Strangely enough this sort of all-in/all-out workplace choice is most often found when a company’s employees attempt to unionize, which is not the sort of group dynamic tech companies usually encourage in their staff.

If instead you wanted to propose an employee benefit choice that made actual sense, but could only offer all-in/all-out, perhaps you would, say, offer a 401k or a few office hours per month from a financial planner for those who preferred to create their own brave fiscal destiny. Or, say, company-supplied beef jerky versus company-supplied pita and hummus. False dichotomy? Surely you are not suggesting that jerky people can work alongside hummus people!

Walk explains later in the thread that they weren’t going to match 401k contributions anyway, so the resources in play were only “a few hundred dollars” per month that could have gone to administering a non-matching 401k plan, but instead went to the jerky line item. And of course the likelihood that any tech startup will be around long enough to generate much 401k interest income for participating employees is optimistic to say the least. Unless … the 401k is designed for portability? Sounds like someone is betting on the market. (That’s the investors’ job.)

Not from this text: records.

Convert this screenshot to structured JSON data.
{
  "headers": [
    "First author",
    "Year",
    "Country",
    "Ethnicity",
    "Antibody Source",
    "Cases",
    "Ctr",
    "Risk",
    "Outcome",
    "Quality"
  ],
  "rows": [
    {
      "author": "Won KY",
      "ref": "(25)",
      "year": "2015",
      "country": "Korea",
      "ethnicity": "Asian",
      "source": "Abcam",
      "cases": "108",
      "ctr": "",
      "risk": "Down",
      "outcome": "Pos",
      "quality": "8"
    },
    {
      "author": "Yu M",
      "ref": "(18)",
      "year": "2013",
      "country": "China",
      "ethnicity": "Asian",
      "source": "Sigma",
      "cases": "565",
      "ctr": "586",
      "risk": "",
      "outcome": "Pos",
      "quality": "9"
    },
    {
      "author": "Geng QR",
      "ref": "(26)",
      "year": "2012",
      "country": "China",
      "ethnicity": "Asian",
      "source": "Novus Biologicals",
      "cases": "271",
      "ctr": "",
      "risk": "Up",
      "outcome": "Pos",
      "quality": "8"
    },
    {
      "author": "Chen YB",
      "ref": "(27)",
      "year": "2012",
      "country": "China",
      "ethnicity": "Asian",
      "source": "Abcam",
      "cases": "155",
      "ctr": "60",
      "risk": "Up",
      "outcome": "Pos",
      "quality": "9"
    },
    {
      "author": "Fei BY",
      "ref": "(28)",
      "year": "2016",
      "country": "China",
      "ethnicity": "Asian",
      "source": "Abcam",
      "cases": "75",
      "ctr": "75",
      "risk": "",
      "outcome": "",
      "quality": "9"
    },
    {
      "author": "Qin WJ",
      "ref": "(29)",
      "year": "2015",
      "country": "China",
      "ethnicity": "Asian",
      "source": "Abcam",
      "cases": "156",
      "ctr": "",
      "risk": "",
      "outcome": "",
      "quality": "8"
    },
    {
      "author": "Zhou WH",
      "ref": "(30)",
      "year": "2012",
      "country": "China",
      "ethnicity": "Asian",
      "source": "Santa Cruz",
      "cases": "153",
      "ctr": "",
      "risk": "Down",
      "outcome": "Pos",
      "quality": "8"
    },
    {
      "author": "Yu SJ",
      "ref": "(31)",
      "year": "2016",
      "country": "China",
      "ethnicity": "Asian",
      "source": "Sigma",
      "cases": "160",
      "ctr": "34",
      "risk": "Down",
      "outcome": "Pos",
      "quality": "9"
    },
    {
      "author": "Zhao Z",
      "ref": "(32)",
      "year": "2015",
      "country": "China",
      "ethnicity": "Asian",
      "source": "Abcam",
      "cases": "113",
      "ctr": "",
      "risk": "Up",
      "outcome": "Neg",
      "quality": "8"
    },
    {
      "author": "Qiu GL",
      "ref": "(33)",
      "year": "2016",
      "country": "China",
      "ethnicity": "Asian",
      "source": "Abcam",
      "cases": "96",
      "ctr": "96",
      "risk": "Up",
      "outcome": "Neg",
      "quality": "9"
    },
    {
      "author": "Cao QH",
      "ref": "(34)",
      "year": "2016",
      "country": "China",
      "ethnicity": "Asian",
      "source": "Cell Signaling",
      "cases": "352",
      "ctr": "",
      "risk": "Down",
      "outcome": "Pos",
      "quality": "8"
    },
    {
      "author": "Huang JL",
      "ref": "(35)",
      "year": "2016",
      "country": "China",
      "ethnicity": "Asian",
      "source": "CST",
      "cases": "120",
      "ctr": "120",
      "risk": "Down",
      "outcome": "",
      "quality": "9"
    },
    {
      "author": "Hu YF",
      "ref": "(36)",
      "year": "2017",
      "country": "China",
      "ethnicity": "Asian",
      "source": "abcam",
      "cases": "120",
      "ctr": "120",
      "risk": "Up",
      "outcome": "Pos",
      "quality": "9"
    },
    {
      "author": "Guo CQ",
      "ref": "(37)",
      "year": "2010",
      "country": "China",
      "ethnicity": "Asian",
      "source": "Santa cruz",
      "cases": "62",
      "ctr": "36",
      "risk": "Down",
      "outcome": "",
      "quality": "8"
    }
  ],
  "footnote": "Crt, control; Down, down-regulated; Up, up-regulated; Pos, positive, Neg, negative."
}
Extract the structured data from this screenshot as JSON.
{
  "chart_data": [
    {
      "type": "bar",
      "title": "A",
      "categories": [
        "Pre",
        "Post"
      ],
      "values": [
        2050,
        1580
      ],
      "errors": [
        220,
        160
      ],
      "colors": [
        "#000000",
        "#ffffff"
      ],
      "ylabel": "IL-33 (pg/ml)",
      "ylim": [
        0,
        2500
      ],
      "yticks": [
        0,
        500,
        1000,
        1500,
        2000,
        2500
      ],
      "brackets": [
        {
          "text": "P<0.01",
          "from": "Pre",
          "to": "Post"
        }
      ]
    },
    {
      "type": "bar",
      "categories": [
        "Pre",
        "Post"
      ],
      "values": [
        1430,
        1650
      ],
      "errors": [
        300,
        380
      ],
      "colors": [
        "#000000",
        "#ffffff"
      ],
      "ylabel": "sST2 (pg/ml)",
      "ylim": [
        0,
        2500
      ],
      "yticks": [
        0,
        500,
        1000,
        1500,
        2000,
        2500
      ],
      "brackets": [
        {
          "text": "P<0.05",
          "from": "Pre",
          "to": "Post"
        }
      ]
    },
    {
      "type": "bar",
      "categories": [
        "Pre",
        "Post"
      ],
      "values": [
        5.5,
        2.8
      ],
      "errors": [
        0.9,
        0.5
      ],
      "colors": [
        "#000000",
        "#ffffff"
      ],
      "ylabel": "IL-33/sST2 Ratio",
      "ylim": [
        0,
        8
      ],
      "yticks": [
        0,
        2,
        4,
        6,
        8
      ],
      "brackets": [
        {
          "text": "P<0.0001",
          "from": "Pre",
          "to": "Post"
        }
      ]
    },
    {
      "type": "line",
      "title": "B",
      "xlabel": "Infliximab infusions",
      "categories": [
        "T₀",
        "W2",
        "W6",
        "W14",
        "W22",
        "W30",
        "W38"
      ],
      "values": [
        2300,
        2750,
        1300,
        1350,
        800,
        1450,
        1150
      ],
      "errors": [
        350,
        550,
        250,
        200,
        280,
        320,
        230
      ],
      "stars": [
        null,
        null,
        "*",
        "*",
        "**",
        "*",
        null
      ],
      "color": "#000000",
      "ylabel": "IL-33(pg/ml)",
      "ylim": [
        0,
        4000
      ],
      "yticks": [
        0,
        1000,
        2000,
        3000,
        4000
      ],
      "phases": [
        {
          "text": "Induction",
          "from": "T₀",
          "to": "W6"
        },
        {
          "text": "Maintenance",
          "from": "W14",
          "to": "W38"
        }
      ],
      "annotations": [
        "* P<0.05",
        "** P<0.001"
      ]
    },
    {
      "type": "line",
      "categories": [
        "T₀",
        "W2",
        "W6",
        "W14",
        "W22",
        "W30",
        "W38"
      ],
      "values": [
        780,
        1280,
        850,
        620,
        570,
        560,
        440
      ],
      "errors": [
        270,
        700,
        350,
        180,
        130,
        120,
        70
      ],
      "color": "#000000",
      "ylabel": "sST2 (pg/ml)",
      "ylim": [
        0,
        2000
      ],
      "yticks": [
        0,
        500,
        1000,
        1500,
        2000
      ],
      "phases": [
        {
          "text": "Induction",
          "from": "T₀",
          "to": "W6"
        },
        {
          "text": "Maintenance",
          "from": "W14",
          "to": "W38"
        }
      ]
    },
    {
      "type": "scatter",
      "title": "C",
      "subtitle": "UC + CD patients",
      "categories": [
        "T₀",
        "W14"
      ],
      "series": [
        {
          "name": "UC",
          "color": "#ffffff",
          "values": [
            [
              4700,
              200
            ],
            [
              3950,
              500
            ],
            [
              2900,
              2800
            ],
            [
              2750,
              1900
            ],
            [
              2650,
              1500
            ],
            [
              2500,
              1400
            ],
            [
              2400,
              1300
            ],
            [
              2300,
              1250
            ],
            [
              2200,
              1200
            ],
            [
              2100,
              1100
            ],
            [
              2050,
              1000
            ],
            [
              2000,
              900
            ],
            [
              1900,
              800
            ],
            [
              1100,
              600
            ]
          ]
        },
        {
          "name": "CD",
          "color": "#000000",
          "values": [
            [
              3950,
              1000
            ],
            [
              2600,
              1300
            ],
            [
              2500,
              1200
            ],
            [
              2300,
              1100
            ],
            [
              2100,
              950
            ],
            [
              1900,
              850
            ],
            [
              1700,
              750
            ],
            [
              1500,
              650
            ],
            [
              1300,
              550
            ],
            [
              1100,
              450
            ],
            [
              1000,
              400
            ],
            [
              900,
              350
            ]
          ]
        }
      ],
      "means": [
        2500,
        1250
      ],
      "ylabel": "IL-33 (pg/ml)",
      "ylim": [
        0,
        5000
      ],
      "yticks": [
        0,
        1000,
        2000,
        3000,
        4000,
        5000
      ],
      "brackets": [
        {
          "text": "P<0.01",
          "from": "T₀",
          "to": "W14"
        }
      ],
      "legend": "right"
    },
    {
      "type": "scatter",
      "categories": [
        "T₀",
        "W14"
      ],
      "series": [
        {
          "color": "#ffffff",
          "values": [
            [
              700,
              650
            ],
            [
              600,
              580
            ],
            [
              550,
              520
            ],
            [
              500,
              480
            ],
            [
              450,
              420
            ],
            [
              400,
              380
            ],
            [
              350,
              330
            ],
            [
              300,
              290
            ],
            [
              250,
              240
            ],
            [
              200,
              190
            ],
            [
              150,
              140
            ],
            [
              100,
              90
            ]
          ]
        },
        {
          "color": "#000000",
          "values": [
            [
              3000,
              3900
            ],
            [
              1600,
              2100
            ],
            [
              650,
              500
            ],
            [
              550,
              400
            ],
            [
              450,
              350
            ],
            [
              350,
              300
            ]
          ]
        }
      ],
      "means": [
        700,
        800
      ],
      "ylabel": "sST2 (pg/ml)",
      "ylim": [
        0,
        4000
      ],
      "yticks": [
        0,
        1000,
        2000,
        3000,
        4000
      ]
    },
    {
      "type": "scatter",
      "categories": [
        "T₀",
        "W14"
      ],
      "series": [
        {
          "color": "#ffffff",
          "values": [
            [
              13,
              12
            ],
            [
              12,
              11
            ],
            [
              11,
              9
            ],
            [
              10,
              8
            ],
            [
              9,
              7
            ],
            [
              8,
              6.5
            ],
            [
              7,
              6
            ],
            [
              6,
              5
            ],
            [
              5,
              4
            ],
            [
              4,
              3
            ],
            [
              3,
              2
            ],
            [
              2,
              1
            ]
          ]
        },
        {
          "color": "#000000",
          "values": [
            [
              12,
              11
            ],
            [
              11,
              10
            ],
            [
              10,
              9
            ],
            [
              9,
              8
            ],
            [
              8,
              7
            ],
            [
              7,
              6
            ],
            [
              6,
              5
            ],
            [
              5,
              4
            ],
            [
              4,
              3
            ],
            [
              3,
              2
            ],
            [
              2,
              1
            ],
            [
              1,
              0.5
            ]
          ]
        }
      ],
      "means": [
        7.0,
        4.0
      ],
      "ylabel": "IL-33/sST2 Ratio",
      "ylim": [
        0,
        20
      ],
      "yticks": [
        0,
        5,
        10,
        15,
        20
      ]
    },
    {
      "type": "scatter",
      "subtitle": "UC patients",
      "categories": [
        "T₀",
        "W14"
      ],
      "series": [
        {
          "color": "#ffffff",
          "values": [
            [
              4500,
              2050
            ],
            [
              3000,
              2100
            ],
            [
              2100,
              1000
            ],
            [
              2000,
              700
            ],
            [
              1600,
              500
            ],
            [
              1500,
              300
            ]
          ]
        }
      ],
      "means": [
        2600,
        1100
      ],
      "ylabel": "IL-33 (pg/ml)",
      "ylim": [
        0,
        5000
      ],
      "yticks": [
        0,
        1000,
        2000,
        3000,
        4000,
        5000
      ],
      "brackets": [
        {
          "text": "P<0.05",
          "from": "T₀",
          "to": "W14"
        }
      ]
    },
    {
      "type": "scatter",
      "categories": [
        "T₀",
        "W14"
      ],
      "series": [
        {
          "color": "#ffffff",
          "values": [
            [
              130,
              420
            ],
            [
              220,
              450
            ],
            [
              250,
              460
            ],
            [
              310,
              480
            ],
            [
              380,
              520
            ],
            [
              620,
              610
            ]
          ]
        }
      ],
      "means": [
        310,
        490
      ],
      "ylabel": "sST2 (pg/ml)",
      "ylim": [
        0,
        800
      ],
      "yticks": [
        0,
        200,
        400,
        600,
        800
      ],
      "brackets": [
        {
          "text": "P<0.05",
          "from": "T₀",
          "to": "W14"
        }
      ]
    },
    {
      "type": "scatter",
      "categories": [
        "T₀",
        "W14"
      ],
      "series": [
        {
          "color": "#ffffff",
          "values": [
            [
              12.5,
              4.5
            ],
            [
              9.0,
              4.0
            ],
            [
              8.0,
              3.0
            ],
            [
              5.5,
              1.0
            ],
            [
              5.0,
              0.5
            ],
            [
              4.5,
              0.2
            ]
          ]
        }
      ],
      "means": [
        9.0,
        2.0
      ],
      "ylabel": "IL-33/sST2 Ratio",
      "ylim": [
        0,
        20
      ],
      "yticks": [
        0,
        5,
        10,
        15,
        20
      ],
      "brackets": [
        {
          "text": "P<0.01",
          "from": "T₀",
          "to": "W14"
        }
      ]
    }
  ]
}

When you offer employees a choice between sensible but boring financial vegetables, and infantilizing but amusing beef sticks, the likely response should not surprise. Look, I’m not some dour tweedy startup theologian here, I’m as much a child of appetite as anyone and I housed plenty of those free Tumblr snacks. That doesn’t mean execs should enjoy a satisfied moment of self-regard to polish up the Cool Startup plaque on their standing desk because they treated their nominally adult employees as lovable hungry babies. Especially if you also complain about the bratty entitled attitude of young staff in other areas of labor where their youthful exuberance is maybe not so cute to you.